Bernard Herrmann, film’s finest composer, a century later

As if one needed any more examples of the importance of New York’s immigrant culture to the history of music, today is the centenary of the birth of Bernard Herrmann, arguably the most important film music composer in history.

Bernard was born (and prematurely at that) to immigrants from Russia. His father, Abraham Dardick, came to America via the former Castle Garden in 1880, changing his name to Herrmann to sound more German. German immigrants, after all, thrived in the city by this time; Russians were a fairly new — and isolated — community. His mother Ida was a salesgirl, selling women’s gloves.

The young family’s home was at 18th Street and Second Avenue. Bernard’s first sounds would not have been orchestral music but the sound of the rattling elevated train.

As a child, Herrmann hit the local library (today, the Epiphany Library on 23rd street) and soon fell in love with music, studying opera and the violin. He eventually attended Julliard and was so ambitious that, by age 20, he had even formed his own orchestra.

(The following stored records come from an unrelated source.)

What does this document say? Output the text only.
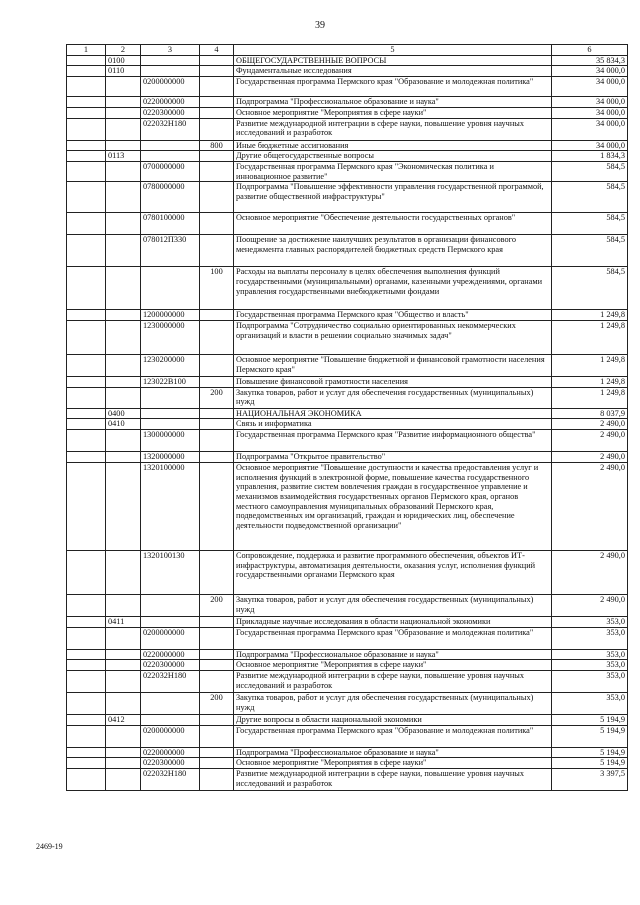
39
1	2	3	4	5	6
	0100			ОБЩЕГОСУДАРСТВЕННЫЕ ВОПРОСЫ	35 834,3
	0110			Фундаментальные исследования	34 000,0
		0200000000		Государственная программа Пермского края "Образование и молодежная политика"	34 000,0
		0220000000		Подпрограмма "Профессиональное образование и наука"	34 000,0
		0220300000		Основное мероприятие "Мероприятия в сфере науки"	34 000,0
		022032Н180		Развитие международной интеграции в сфере науки, повышение уровня научных исследований и разработок	34 000,0
			800	Иные бюджетные ассигнования	34 000,0
	0113			Другие общегосударственные вопросы	1 834,3
		0700000000		Государственная программа Пермского края "Экономическая политика и инновационное развитие"	584,5
		0780000000		Подпрограмма "Повышение эффективности управления государственной программой, развитие общественной инфраструктуры"	584,5
		0780100000		Основное мероприятие "Обеспечение деятельности государственных органов"	584,5
		078012П330		Поощрение за достижение наилучших результатов в организации финансового менеджмента главных распорядителей бюджетных средств Пермского края	584,5
			100	Расходы на выплаты персоналу в целях обеспечения выполнения функций государственными (муниципальными) органами, казенными учреждениями, органами управления государственными внебюджетными фондами	584,5
		1200000000		Государственная программа Пермского края "Общество и власть"	1 249,8
		1230000000		Подпрограмма "Сотрудничество социально ориентированных некоммерческих организаций и власти в решении социально значимых задач"	1 249,8
		1230200000		Основное мероприятие "Повышение бюджетной и финансовой грамотности населения Пермского края"	1 249,8
		123022В100		Повышение финансовой грамотности населения	1 249,8
			200	Закупка товаров, работ и услуг для обеспечения государственных (муниципальных) нужд	1 249,8
	0400			НАЦИОНАЛЬНАЯ ЭКОНОМИКА	8 037,9
	0410			Связь и информатика	2 490,0
		1300000000		Государственная программа Пермского края "Развитие информационного общества"	2 490,0
		1320000000		Подпрограмма "Открытое правительство"	2 490,0
		1320100000		Основное мероприятие "Повышение доступности и качества предоставления услуг и исполнения функций в электронной форме, повышение качества государственного управления, развитие систем вовлечения граждан в государственное управление и механизмов взаимодействия государственных органов Пермского края, органов местного самоуправления муниципальных образований Пермского края, подведомственных им организаций, граждан и юридических лиц, обеспечение деятельности подведомственной организации"	2 490,0
		1320100130		Сопровождение, поддержка и развитие программного обеспечения, объектов ИТ-инфраструктуры, автоматизация деятельности, оказания услуг, исполнения функций государственными органами Пермского края	2 490,0
			200	Закупка товаров, работ и услуг для обеспечения государственных (муниципальных) нужд	2 490,0
	0411			Прикладные научные исследования в области национальной экономики	353,0
		0200000000		Государственная программа Пермского края "Образование и молодежная политика"	353,0
		0220000000		Подпрограмма "Профессиональное образование и наука"	353,0
		0220300000		Основное мероприятие "Мероприятия в сфере науки"	353,0
		022032Н180		Развитие международной интеграции в сфере науки, повышение уровня научных исследований и разработок	353,0
			200	Закупка товаров, работ и услуг для обеспечения государственных (муниципальных) нужд	353,0
	0412			Другие вопросы в области национальной экономики	5 194,9
		0200000000		Государственная программа Пермского края "Образование и молодежная политика"	5 194,9
		0220000000		Подпрограмма "Профессиональное образование и наука"	5 194,9
		0220300000		Основное мероприятие "Мероприятия в сфере науки"	5 194,9
		022032Н180		Развитие международной интеграции в сфере науки, повышение уровня научных исследований и разработок	3 397,5
2469-19
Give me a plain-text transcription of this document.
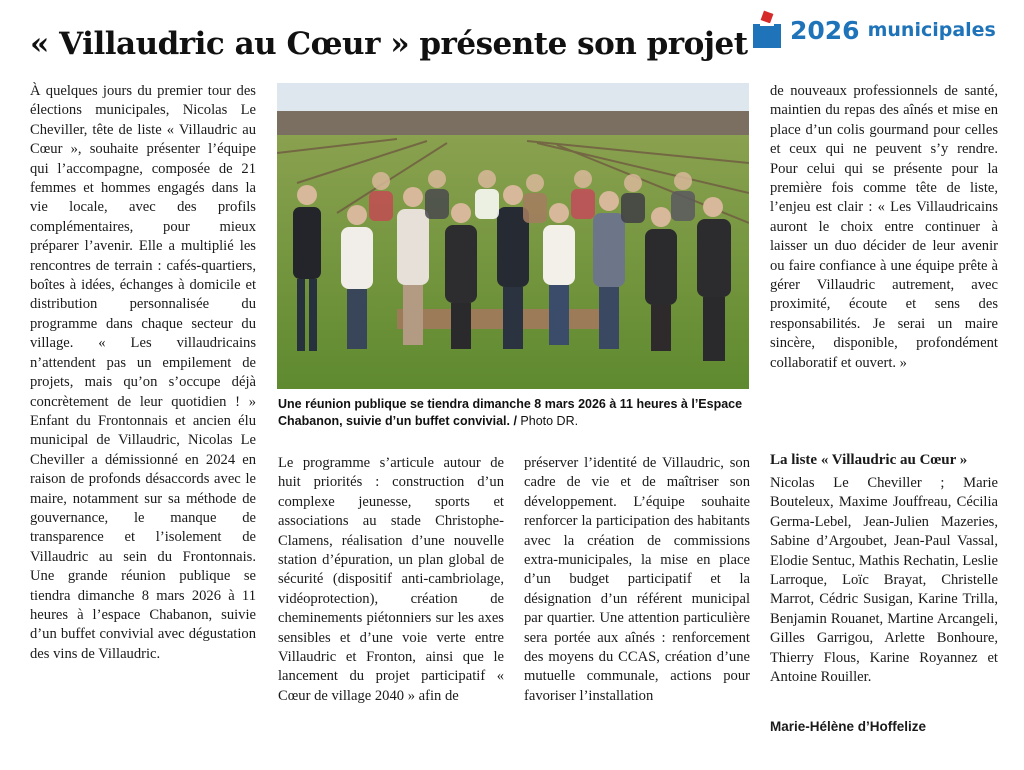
« Villaudric au Cœur » présente son projet 2026 municipales

À quelques jours du premier tour des élections municipales, Nicolas Le Cheviller, tête de liste « Villaudric au Cœur », souhaite présenter l’équipe qui l’accompagne, composée de 21 femmes et hommes engagés dans la vie locale, avec des profils complémentaires, pour mieux préparer l’avenir. Elle a multiplié les rencontres de terrain : cafés-quartiers, boîtes à idées, échanges à domicile et distribution personnalisée du programme dans chaque secteur du village. « Les villaudricains n’attendent pas un empilement de projets, mais qu’on s’occupe déjà concrètement de leur quotidien ! » Enfant du Frontonnais et ancien élu municipal de Villaudric, Nicolas Le Cheviller a démissionné en 2024 en raison de profonds désaccords avec le maire, notamment sur sa méthode de gouvernance, le manque de transparence et l’isolement de Villaudric au sein du Frontonnais. Une grande réunion publique se tiendra dimanche 8 mars 2026 à 11 heures à l’espace Chabanon, suivie d’un buffet convivial avec dégustation des vins de Villaudric.

Une réunion publique se tiendra dimanche 8 mars 2026 à 11 heures à l’Espace Chabanon, suivie d’un buffet convivial. / Photo DR.

Le programme s’articule autour de huit priorités : construction d’un complexe jeunesse, sports et associations au stade Christophe-Clamens, réalisation d’une nouvelle station d’épuration, un plan global de sécurité (dispositif anti-cambriolage, vidéoprotection), création de cheminements piétonniers sur les axes sensibles et d’une voie verte entre Villaudric et Fronton, ainsi que le lancement du projet participatif « Cœur de village 2040 » afin de

préserver l’identité de Villaudric, son cadre de vie et de maîtriser son développement. L’équipe souhaite renforcer la participation des habitants avec la création de commissions extra-municipales, la mise en place d’un budget participatif et la désignation d’un référent municipal par quartier. Une attention particulière sera portée aux aînés : renforcement des moyens du CCAS, création d’une mutuelle communale, actions pour favoriser l’installation

de nouveaux professionnels de santé, maintien du repas des aînés et mise en place d’un colis gourmand pour celles et ceux qui ne peuvent s’y rendre. Pour celui qui se présente pour la première fois comme tête de liste, l’enjeu est clair : « Les Villaudricains auront le choix entre continuer à laisser un duo décider de leur avenir ou faire confiance à une équipe prête à gérer Villaudric autrement, avec proximité, écoute et sens des responsabilités. Je serai un maire sincère, disponible, profondément collaboratif et ouvert. »

La liste « Villaudric au Cœur »

Nicolas Le Cheviller ; Marie Bouteleux, Maxime Jouffreau, Cécilia Germa-Lebel, Jean-Julien Mazeries, Sabine d’Argoubet, Jean-Paul Vassal, Elodie Sentuc, Mathis Rechatin, Leslie Larroque, Loïc Brayat, Christelle Marrot, Cédric Susigan, Karine Trilla, Benjamin Rouanet, Martine Arcangeli, Gilles Garrigou, Arlette Bonhoure, Thierry Flous, Karine Royannez et Antoine Rouiller.

Marie-Hélène d’Hoffelize
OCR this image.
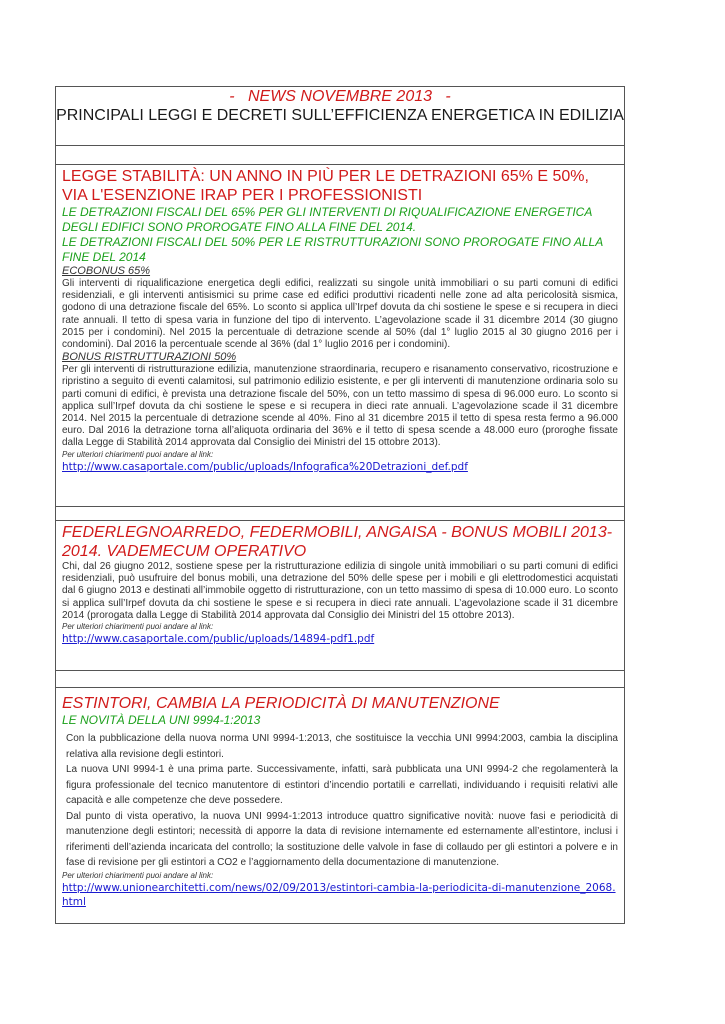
-   NEWS NOVEMBRE 2013   -
PRINCIPALI LEGGI E DECRETI SULL’EFFICIENZA ENERGETICA IN EDILIZIA
LEGGE STABILITÀ: UN ANNO IN PIÙ PER LE DETRAZIONI 65% E 50%, VIA L'ESENZIONE IRAP PER I PROFESSIONISTI
LE DETRAZIONI FISCALI DEL 65% PER GLI INTERVENTI DI RIQUALIFICAZIONE ENERGETICA DEGLI EDIFICI SONO PROROGATE FINO ALLA FINE DEL 2014.
LE DETRAZIONI FISCALI DEL 50% PER LE RISTRUTTURAZIONI SONO PROROGATE FINO ALLA FINE DEL 2014
ECOBONUS 65%
Gli interventi di riqualificazione energetica degli edifici, realizzati su singole unità immobiliari o su parti comuni di edifici residenziali, e gli interventi antisismici su prime case ed edifici produttivi ricadenti nelle zone ad alta pericolosità sismica, godono di una detrazione fiscale del 65%. Lo sconto si applica ull’Irpef dovuta da chi sostiene le spese e si recupera in dieci rate annuali. Il tetto di spesa varia in funzione del tipo di intervento. L’agevolazione scade il 31 dicembre 2014 (30 giugno 2015 per i condomini). Nel 2015 la percentuale di detrazione scende al 50% (dal 1° luglio 2015 al 30 giugno 2016 per i condomini). Dal 2016 la percentuale scende al 36% (dal 1° luglio 2016 per i condomini).
BONUS RISTRUTTURAZIONI 50%
Per gli interventi di ristrutturazione edilizia, manutenzione straordinaria, recupero e risanamento conservativo, ricostruzione e ripristino a seguito di eventi calamitosi, sul patrimonio edilizio esistente, e per gli interventi di manutenzione ordinaria solo su parti comuni di edifici, è prevista una detrazione fiscale del 50%, con un tetto massimo di spesa di 96.000 euro. Lo sconto si applica sull’Irpef dovuta da chi sostiene le spese e si recupera in dieci rate annuali. L’agevolazione scade il 31 dicembre 2014. Nel 2015 la percentuale di detrazione scende al 40%. Fino al 31 dicembre 2015 il tetto di spesa resta fermo a 96.000 euro. Dal 2016 la detrazione torna all’aliquota ordinaria del 36% e il tetto di spesa scende a 48.000 euro (proroghe fissate dalla Legge di Stabilità 2014 approvata dal Consiglio dei Ministri del 15 ottobre 2013).
Per ulteriori chiarimenti puoi andare al link:
http://www.casaportale.com/public/uploads/Infografica%20Detrazioni_def.pdf
FEDERLEGNOARREDO, FEDERMOBILI, ANGAISA - BONUS MOBILI 2013-2014. VADEMECUM OPERATIVO
Chi, dal 26 giugno 2012, sostiene spese per la ristrutturazione edilizia di singole unità immobiliari o su parti comuni di edifici residenziali, può usufruire del bonus mobili, una detrazione del 50% delle spese per i mobili e gli elettrodomestici acquistati dal 6 giugno 2013 e destinati all’immobile oggetto di ristrutturazione, con un tetto massimo di spesa di 10.000 euro. Lo sconto si applica sull’Irpef dovuta da chi sostiene le spese e si recupera in dieci rate annuali. L’agevolazione scade il 31 dicembre 2014 (prorogata dalla Legge di Stabilità 2014 approvata dal Consiglio dei Ministri del 15 ottobre 2013).
Per ulteriori chiarimenti puoi andare al link:
http://www.casaportale.com/public/uploads/14894-pdf1.pdf
ESTINTORI, CAMBIA LA PERIODICITÀ DI MANUTENZIONE
LE NOVITÀ DELLA UNI 9994-1:2013
Con la pubblicazione della nuova norma UNI 9994-1:2013, che sostituisce la vecchia UNI 9994:2003, cambia la disciplina relativa alla revisione degli estintori.
La nuova UNI 9994-1 è una prima parte. Successivamente, infatti, sarà pubblicata una UNI 9994-2 che regolamenterà la figura professionale del tecnico manutentore di estintori d’incendio portatili e carrellati, individuando i requisiti relativi alle capacità e alle competenze che deve possedere.
Dal punto di vista operativo, la nuova UNI 9994-1:2013 introduce quattro significative novità: nuove fasi e periodicità di manutenzione degli estintori; necessità di apporre la data di revisione internamente ed esternamente all’estintore, inclusi i riferimenti dell’azienda incaricata del controllo; la sostituzione delle valvole in fase di collaudo per gli estintori a polvere e in fase di revisione per gli estintori a CO2 e l’aggiornamento della documentazione di manutenzione.
Per ulteriori chiarimenti puoi andare al link:
http://www.unionearchitetti.com/news/02/09/2013/estintori-cambia-la-periodicita-di-manutenzione_2068.html
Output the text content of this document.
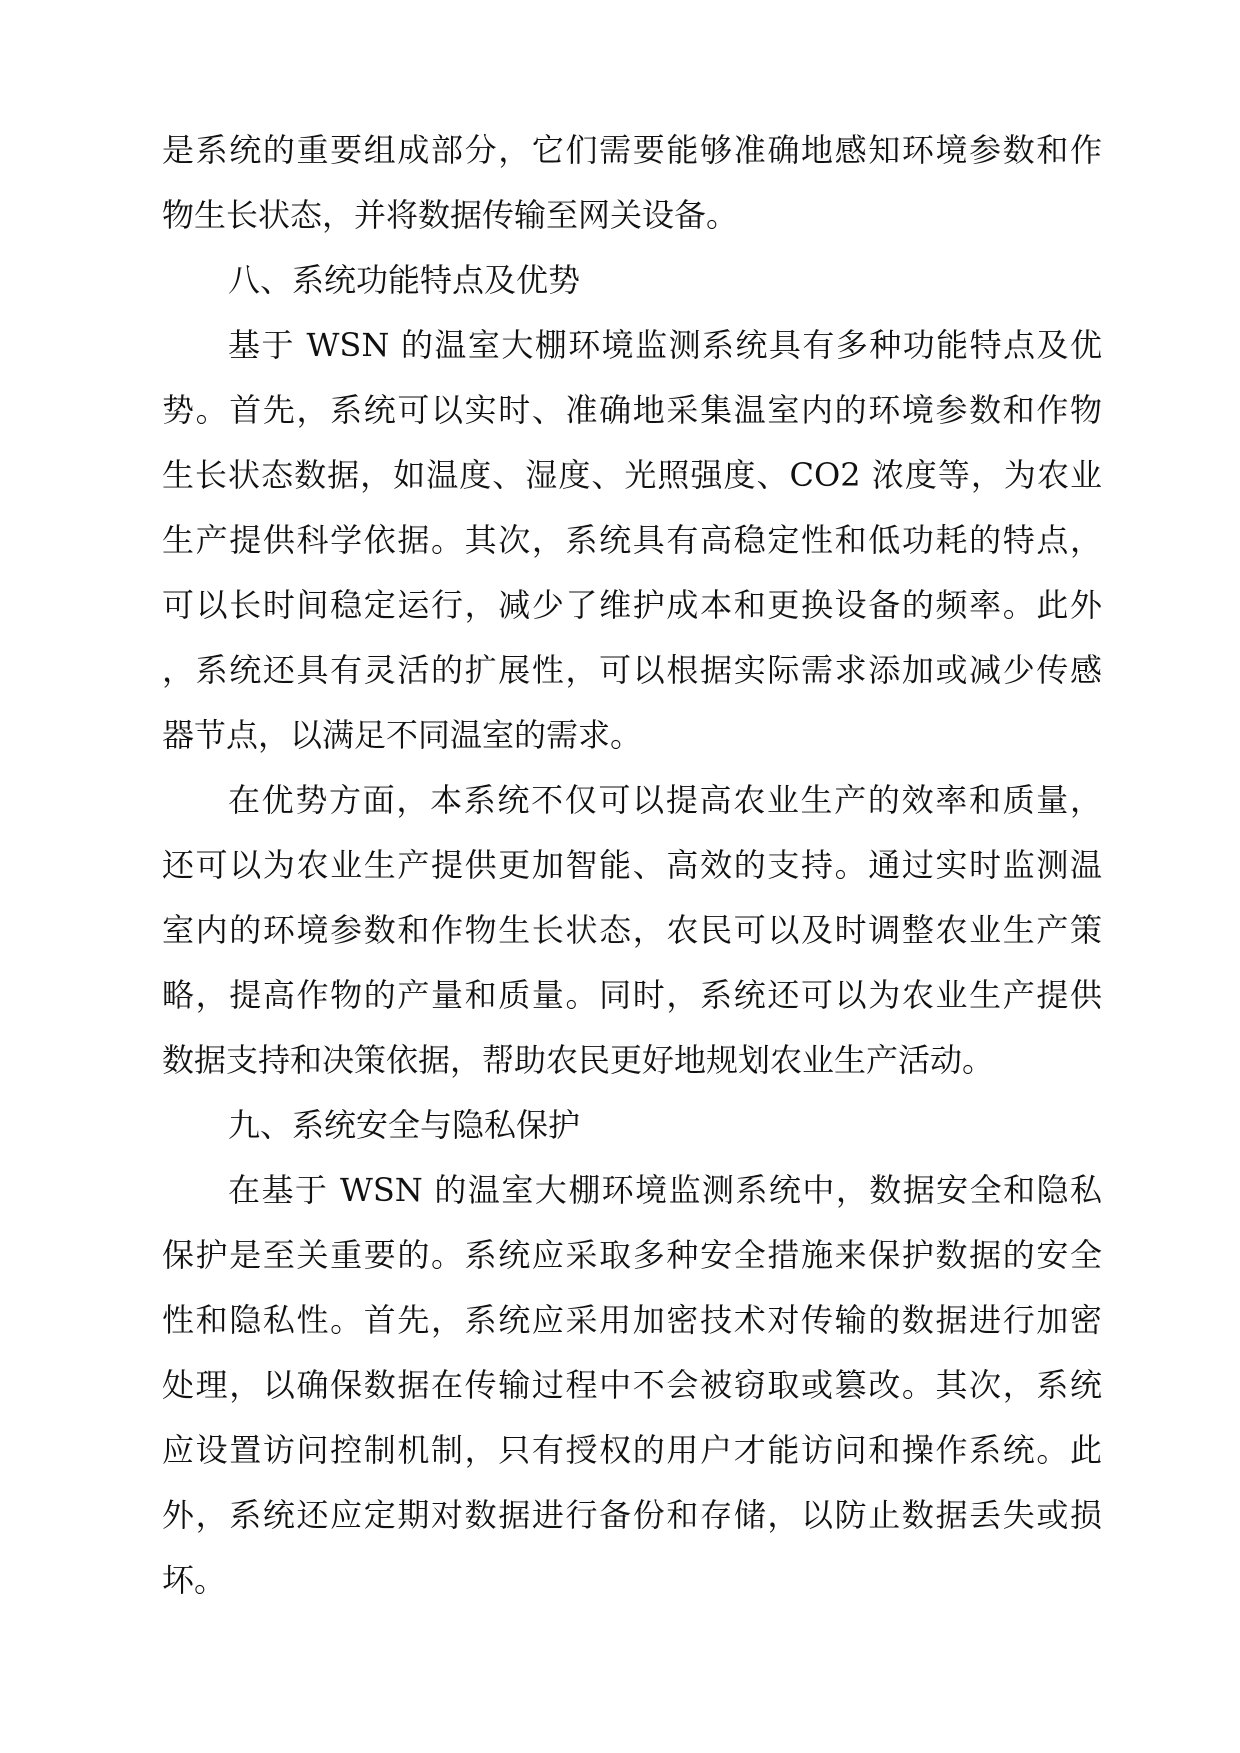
是系统的重要组成部分，它们需要能够准确地感知环境参数和作
物生长状态，并将数据传输至网关设备。
八、系统功能特点及优势
基于 WSN 的温室大棚环境监测系统具有多种功能特点及优
势。首先，系统可以实时、准确地采集温室内的环境参数和作物
生长状态数据，如温度、湿度、光照强度、CO2 浓度等，为农业
生产提供科学依据。其次，系统具有高稳定性和低功耗的特点，
可以长时间稳定运行，减少了维护成本和更换设备的频率。此外
，系统还具有灵活的扩展性，可以根据实际需求添加或减少传感
器节点，以满足不同温室的需求。
在优势方面，本系统不仅可以提高农业生产的效率和质量，
还可以为农业生产提供更加智能、高效的支持。通过实时监测温
室内的环境参数和作物生长状态，农民可以及时调整农业生产策
略，提高作物的产量和质量。同时，系统还可以为农业生产提供
数据支持和决策依据，帮助农民更好地规划农业生产活动。
九、系统安全与隐私保护
在基于 WSN 的温室大棚环境监测系统中，数据安全和隐私
保护是至关重要的。系统应采取多种安全措施来保护数据的安全
性和隐私性。首先，系统应采用加密技术对传输的数据进行加密
处理，以确保数据在传输过程中不会被窃取或篡改。其次，系统
应设置访问控制机制，只有授权的用户才能访问和操作系统。此
外，系统还应定期对数据进行备份和存储，以防止数据丢失或损
坏。
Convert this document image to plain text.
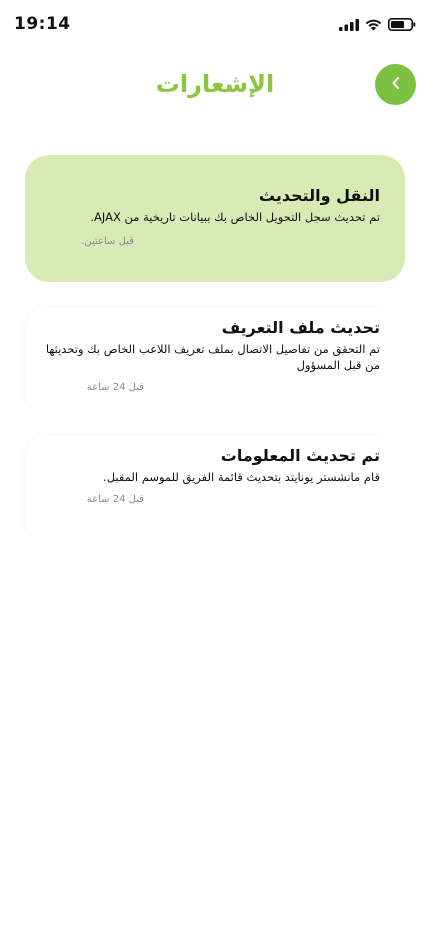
19:14
الإشعارات
النقل والتحديث
تم تحديث سجل التحويل الخاص بك ببيانات تاريخية من AJAX.
قبل ساعتين.
تحديث ملف التعريف
تم التحقق من تفاصيل الاتصال بملف تعريف اللاعب الخاص بك وتحديثها من قبل المسؤول
قبل 24 ساعة
تم تحديث المعلومات
قام مانشستر يونايتد بتحديث قائمة الفريق للموسم المقبل.
قبل 24 ساعة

Herrmann fell into film composing through connections he made as a conductor at the Columbia Broadcasting System. The most notable of those connections was probably Orson Welles, and Herrmann would compose the film music for Welles’ masterpiece Citizen Kane. In the 1940s, the composer met Alfred Hitchcock and formed what would be one of the great film collaborations in Hollywood history. Herrmann scored many of Hitchcock’s most famous films — Psycho, Vertigo, North By Northwest, The Birds, to name a few.

Bernard’s last film brought him back home, so to speak, composing the score to Martin Scorsese’s Taxi Driver. Herrmann died December 24, 1975, on the same day he had finished recording it.

Some of the details above are from the Herrmann biography A Heart At Fire’s Center: The Life And Music of Bernard Herrman by Steven C. Smith.

2 replies on “Bernard Herrmann, film’s finest composer, a century later”

While I admire the music of Bernard Herrmann very much, I don’t think he was the most influential composer of film scores. He, like all the greats, learned from Erich Wolfgang Korngold, who set the standard.

I agree. I also think Jerry Goldsmith would qualify as an equally great composer. But Herrmann is right up there, not only for his film scores, but his television work as well. His original music for The Twilight Zone is a particular standout.